The USD/CAD pair extends its upside to near 1.3875 during the early European session on Thursday. Rising bets that the Bank of Canada (BoC) would resume its easing cycle undermine the Canadian Dollar (CAD) against the Greenback. All eyes will be on the US Consumer Price Index (CPI) for August, which will be published later on Thursday. 

The Canadian economy lost 66,000 jobs in August, a sharp contrast to market expectations for a modest gain in employment numbers. The country’s Unemployment Rate edges higher to 7.1% during the same period, boosting the odds of a BoC rate reduction and weighing on the Loonie. 

The Canadian central bank is widely expected to lower its key interest rate at its September policy meeting, with most economists anticipating a 25 basis points (bps) cut.
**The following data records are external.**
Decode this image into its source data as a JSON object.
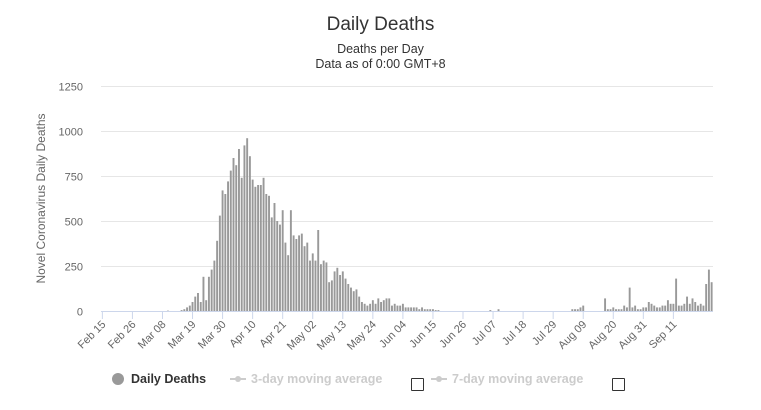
{
  "chart_data": {
    "type": "bar",
    "title": "Daily Deaths",
    "subtitle_lines": [
      "Deaths per Day",
      "Data as of 0:00 GMT+8"
    ],
    "ylabel": "Novel Coronavirus Daily Deaths",
    "ylim": [
      0,
      1250
    ],
    "y_ticks": [
      0,
      250,
      500,
      750,
      1000,
      1250
    ],
    "x_tick_labels": [
      "Feb 15",
      "Feb 26",
      "Mar 08",
      "Mar 19",
      "Mar 30",
      "Apr 10",
      "Apr 21",
      "May 02",
      "May 13",
      "May 24",
      "Jun 04",
      "Jun 15",
      "Jun 26",
      "Jul 07",
      "Jul 18",
      "Jul 29",
      "Aug 09",
      "Aug 20",
      "Aug 31",
      "Sep 11"
    ],
    "x_start_date": "2020-02-15",
    "tick_interval_days": 11,
    "grid": true,
    "legend_position": "bottom-left",
    "series": [
      {
        "name": "Daily Deaths",
        "color": "#999999",
        "values": [
          0,
          0,
          0,
          0,
          0,
          0,
          0,
          0,
          0,
          0,
          0,
          0,
          0,
          0,
          0,
          0,
          0,
          0,
          0,
          0,
          0,
          0,
          0,
          0,
          2,
          0,
          0,
          0,
          0,
          5,
          10,
          20,
          30,
          50,
          80,
          100,
          50,
          190,
          60,
          190,
          230,
          280,
          390,
          530,
          670,
          650,
          720,
          780,
          850,
          810,
          900,
          740,
          920,
          960,
          860,
          730,
          690,
          700,
          700,
          740,
          650,
          640,
          520,
          600,
          500,
          480,
          560,
          380,
          310,
          560,
          420,
          400,
          420,
          430,
          360,
          380,
          280,
          320,
          280,
          450,
          260,
          280,
          270,
          160,
          170,
          220,
          240,
          200,
          220,
          180,
          150,
          130,
          110,
          120,
          80,
          50,
          40,
          30,
          40,
          60,
          40,
          70,
          50,
          60,
          70,
          70,
          30,
          40,
          30,
          30,
          40,
          20,
          20,
          20,
          20,
          20,
          10,
          20,
          10,
          10,
          10,
          10,
          5,
          5,
          0,
          0,
          0,
          0,
          0,
          0,
          0,
          0,
          0,
          0,
          0,
          0,
          0,
          0,
          0,
          0,
          0,
          0,
          5,
          0,
          0,
          10,
          0,
          0,
          0,
          0,
          0,
          0,
          0,
          0,
          0,
          0,
          0,
          0,
          0,
          0,
          0,
          0,
          0,
          0,
          0,
          0,
          0,
          0,
          0,
          0,
          0,
          0,
          10,
          10,
          10,
          20,
          30,
          0,
          0,
          0,
          0,
          0,
          0,
          0,
          70,
          10,
          10,
          20,
          10,
          10,
          10,
          30,
          20,
          130,
          20,
          30,
          10,
          10,
          20,
          20,
          50,
          40,
          30,
          20,
          20,
          30,
          30,
          60,
          40,
          40,
          180,
          30,
          30,
          40,
          80,
          40,
          70,
          50,
          30,
          40,
          30,
          150,
          230,
          160
        ]
      },
      {
        "name": "3-day moving average",
        "visible": false
      },
      {
        "name": "7-day moving average",
        "visible": false
      }
    ]
  },
  "legend": {
    "daily_deaths": "Daily Deaths",
    "avg3": "3-day moving average",
    "avg7": "7-day moving average"
  }
}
Most economists believe a September rate cut won't be the last of the BoC's monetary easing in 2025, according to a recent Reuters poll. 

"The market is readying itself for a Bank of Canada rate cut," said Amo Sahota, a director at Klarity FX in San Francisco. "That's weighing on the loonie just a little bit, but not by a sufficient amount to get us really motoring along,” added Sahota.
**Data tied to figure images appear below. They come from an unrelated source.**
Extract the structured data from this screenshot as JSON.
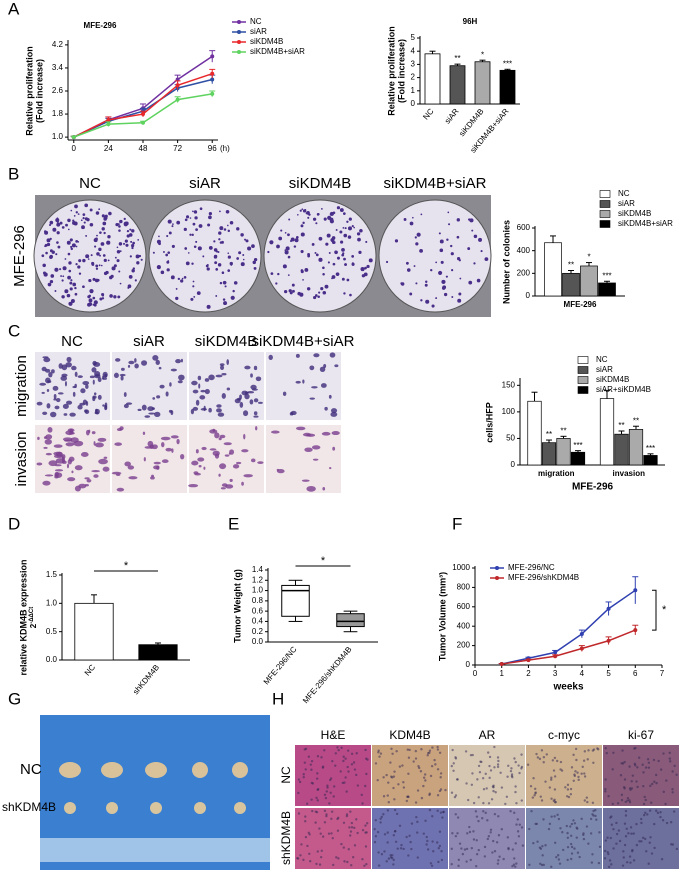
{
  "panels": {
    "labels": [
      "A",
      "B",
      "C",
      "D",
      "E",
      "F",
      "G",
      "H"
    ]
  },
  "colony_images": {
    "columns": [
      "NC",
      "siAR",
      "siKDM4B",
      "siKDM4B+siAR"
    ],
    "row": "MFE-296"
  },
  "transwell_images": {
    "columns": [
      "NC",
      "siAR",
      "siKDM4B",
      "siKDM4B+siAR"
    ],
    "rows": [
      "migration",
      "invasion"
    ]
  },
  "tumor_photo": {
    "rows": [
      "NC",
      "shKDM4B"
    ]
  },
  "ihc_images": {
    "columns": [
      "H&E",
      "KDM4B",
      "AR",
      "c-myc",
      "ki-67"
    ],
    "rows": [
      "NC",
      "shKDM4B"
    ]
  },
  "chart_data": [
    {
      "type": "line",
      "title": "MFE-296",
      "ylabel": [
        "Relative proliferation",
        "(Fold increase)"
      ],
      "x": [
        0,
        24,
        48,
        72,
        96
      ],
      "x_unit": "(h)",
      "xlim": [
        -4,
        100
      ],
      "xticks": [
        0,
        24,
        48,
        72,
        96
      ],
      "ylim": [
        0.9,
        4.3
      ],
      "yticks": [
        {
          "value": 1,
          "label": "1.0"
        },
        1.8,
        2.6,
        3.4,
        4.2
      ],
      "series": [
        {
          "name": "NC",
          "color": "#7030a0",
          "values": [
            1.0,
            1.6,
            2.0,
            3.0,
            3.8
          ],
          "errors": [
            0.03,
            0.1,
            0.15,
            0.15,
            0.2
          ]
        },
        {
          "name": "siAR",
          "color": "#2e4fa3",
          "values": [
            1.0,
            1.55,
            1.9,
            2.7,
            3.0
          ],
          "errors": [
            0.03,
            0.1,
            0.1,
            0.12,
            0.15
          ]
        },
        {
          "name": "siKDM4B",
          "color": "#e8282b",
          "values": [
            1.0,
            1.6,
            1.8,
            2.8,
            3.2
          ],
          "errors": [
            0.03,
            0.1,
            0.1,
            0.15,
            0.15
          ]
        },
        {
          "name": "siKDM4B+siAR",
          "color": "#5fd35f",
          "values": [
            1.0,
            1.45,
            1.5,
            2.3,
            2.5
          ],
          "errors": [
            0.03,
            0.08,
            0.05,
            0.1,
            0.1
          ]
        }
      ]
    },
    {
      "type": "bar",
      "title": "96H",
      "ylabel": [
        "Relative proliferation",
        "(Fold increase)"
      ],
      "categories": [
        "NC",
        "siAR",
        "siKDM4B",
        "siKDM4B+siAR"
      ],
      "values": [
        3.8,
        2.9,
        3.2,
        2.55
      ],
      "errors": [
        0.2,
        0.12,
        0.12,
        0.08
      ],
      "significance": [
        null,
        "**",
        "*",
        "***"
      ],
      "colors": [
        "#ffffff",
        "#555555",
        "#aaaaaa",
        "#000000"
      ],
      "ylim": [
        0,
        5
      ],
      "yticks": [
        0,
        1,
        2,
        3,
        4,
        5
      ]
    },
    {
      "type": "bar",
      "ylabel": [
        "Number of colonies"
      ],
      "categories": [
        "MFE-296"
      ],
      "ylim": [
        0,
        600
      ],
      "yticks": [
        0,
        200,
        400,
        600
      ],
      "series": [
        {
          "name": "NC",
          "color": "#ffffff",
          "values": [
            470
          ],
          "errors": [
            60
          ],
          "significance": [
            null
          ]
        },
        {
          "name": "siAR",
          "color": "#555555",
          "values": [
            200
          ],
          "errors": [
            25
          ],
          "significance": [
            "**"
          ]
        },
        {
          "name": "siKDM4B",
          "color": "#aaaaaa",
          "values": [
            265
          ],
          "errors": [
            30
          ],
          "significance": [
            "*"
          ]
        },
        {
          "name": "siKDM4B+siAR",
          "color": "#000000",
          "values": [
            115
          ],
          "errors": [
            15
          ],
          "significance": [
            "***"
          ]
        }
      ]
    },
    {
      "type": "bar",
      "ylabel": [
        "cells/HFP"
      ],
      "xlabel": "MFE-296",
      "categories": [
        "migration",
        "invasion"
      ],
      "ylim": [
        0,
        160
      ],
      "yticks": [
        0,
        50,
        100,
        150
      ],
      "series": [
        {
          "name": "NC",
          "color": "#ffffff",
          "values": [
            120,
            125
          ],
          "errors": [
            17,
            15
          ],
          "significance": [
            null,
            null
          ]
        },
        {
          "name": "siAR",
          "color": "#555555",
          "values": [
            42,
            58
          ],
          "errors": [
            5,
            6
          ],
          "significance": [
            "**",
            "**"
          ]
        },
        {
          "name": "siKDM4B",
          "color": "#aaaaaa",
          "values": [
            50,
            67
          ],
          "errors": [
            4,
            6
          ],
          "significance": [
            "**",
            "**"
          ]
        },
        {
          "name": "siAR+siKDM4B",
          "color": "#000000",
          "values": [
            24,
            18
          ],
          "errors": [
            3,
            3
          ],
          "significance": [
            "***",
            "***"
          ]
        }
      ]
    },
    {
      "type": "bar",
      "ylabel": [
        "relative KDM4B expression"
      ],
      "ylabel_formula": {
        "base": "2",
        "exponent": "-ΔΔCt"
      },
      "categories": [
        "NC",
        "shKDM4B"
      ],
      "values": [
        1.0,
        0.27
      ],
      "errors": [
        0.15,
        0.03
      ],
      "colors": [
        "#ffffff",
        "#000000"
      ],
      "ylim": [
        0,
        1.5
      ],
      "yticks": [
        {
          "value": 0,
          "label": "0.0"
        },
        0.5,
        {
          "value": 1,
          "label": "1.0"
        },
        1.5
      ],
      "significance_bracket": "*"
    },
    {
      "type": "box",
      "ylabel": [
        "Tumor Weight (g)"
      ],
      "categories": [
        "MFE-296/NC",
        "MFE-296/shKDM4B"
      ],
      "boxes": [
        {
          "min": 0.4,
          "q1": 0.5,
          "median": 1.0,
          "q3": 1.1,
          "max": 1.2
        },
        {
          "min": 0.2,
          "q1": 0.3,
          "median": 0.4,
          "q3": 0.55,
          "max": 0.6
        }
      ],
      "colors": [
        "#ffffff",
        "#999999"
      ],
      "ylim": [
        0,
        1.4
      ],
      "yticks": [
        {
          "value": 0,
          "label": "0.0"
        },
        0.2,
        0.4,
        0.6,
        0.8,
        {
          "value": 1,
          "label": "1.0"
        },
        1.2,
        1.4
      ],
      "significance_bracket": "*"
    },
    {
      "type": "line",
      "ylabel": [
        "Tumor Volume (mm³)"
      ],
      "xlabel": "weeks",
      "x": [
        1,
        2,
        3,
        4,
        5,
        6
      ],
      "xlim": [
        0,
        7
      ],
      "xticks": [
        0,
        1,
        2,
        3,
        4,
        5,
        6,
        7
      ],
      "ylim": [
        0,
        1000
      ],
      "yticks": [
        0,
        200,
        400,
        600,
        800,
        1000
      ],
      "significance_bracket": "*",
      "series": [
        {
          "name": "MFE-296/NC",
          "color": "#3040b0",
          "values": [
            10,
            70,
            130,
            320,
            580,
            770
          ],
          "errors": [
            5,
            10,
            20,
            40,
            70,
            140
          ]
        },
        {
          "name": "MFE-296/shKDM4B",
          "color": "#c0282b",
          "values": [
            10,
            50,
            90,
            170,
            250,
            360
          ],
          "errors": [
            5,
            8,
            15,
            30,
            40,
            50
          ]
        }
      ]
    }
  ]
}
The Bureau of Labor Statistics will publish the CPI inflation report later in the day, which is expected to show an increase of 2.9% YoY in August, up from 2.7% in July. Meanwhile, the core CPI is projected to show a rise of 3.1% YoY in August, the same rate as in July, and tied for the highest since February. In case of a surprise softer US inflation, this could drag the USD lower in the near term. 

Canadian Dollar FAQs

The key factors driving the Canadian Dollar (CAD) are the level of interest rates set by the Bank of Canada (BoC), the price of Oil, Canada’s largest export, the health of its economy, inflation and the Trade Balance, which is the difference between the value of Canada’s exports versus its imports. Other factors include market sentiment – whether investors are taking on more risky assets (risk-on) or seeking safe-havens (risk-off) – with risk-on being CAD-positive. As its largest trading partner, the health of the US economy is also a key factor influencing the Canadian Dollar.
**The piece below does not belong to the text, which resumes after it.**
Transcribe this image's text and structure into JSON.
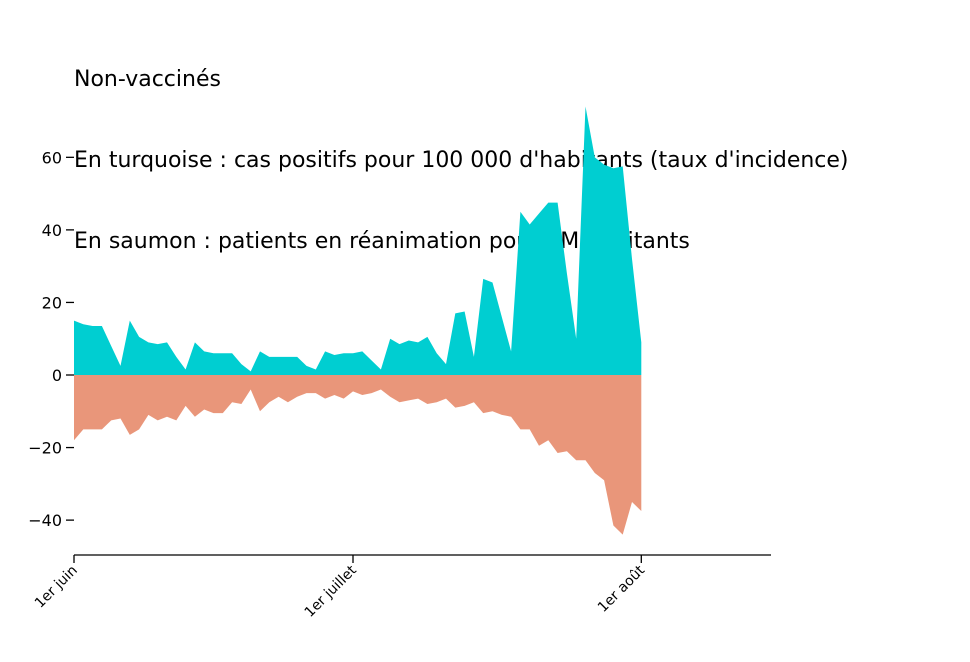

The Bank of Canada (BoC) has a significant influence on the Canadian Dollar by setting the level of interest rates that banks can lend to one another. This influences the level of interest rates for everyone. The main goal of the BoC is to maintain inflation at 1-3% by adjusting interest rates up or down. Relatively higher interest rates tend to be positive for the CAD. The Bank of Canada can also use quantitative easing and tightening to influence credit conditions, with the former CAD-negative and the latter CAD-positive.

The price of Oil is a key factor impacting the value of the Canadian Dollar. Petroleum is Canada’s biggest export, so Oil price tends to have an immediate impact on the CAD value. Generally, if Oil price rises CAD also goes up, as aggregate demand for the currency increases. The opposite is the case if the price of Oil falls. Higher Oil prices also tend to result in a greater likelihood of a positive Trade Balance, which is also supportive of the CAD.

While inflation had always traditionally been thought of as a negative factor for a currency since it lowers the value of money, the opposite has actually been the case in modern times with the relaxation of cross-border capital controls. Higher inflation tends to lead central banks to put up interest rates which attracts more capital inflows from global investors seeking a lucrative place to keep their money. This increases demand for the local currency, which in Canada’s case is the Canadian Dollar.

Macroeconomic data releases gauge the health of the economy and can have an impact on the Canadian Dollar. Indicators such as GDP, Manufacturing and Services PMIs, employment, and consumer sentiment surveys can all influence the direction of the CAD. A strong economy is good for the Canadian Dollar. Not only does it attract more foreign investment but it may encourage the Bank of Canada to put up interest rates, leading to a stronger currency. If economic data is weak, however, the CAD is likely to fall.

Disclaimer: For information purposes only. Past performance is not indicative of future results.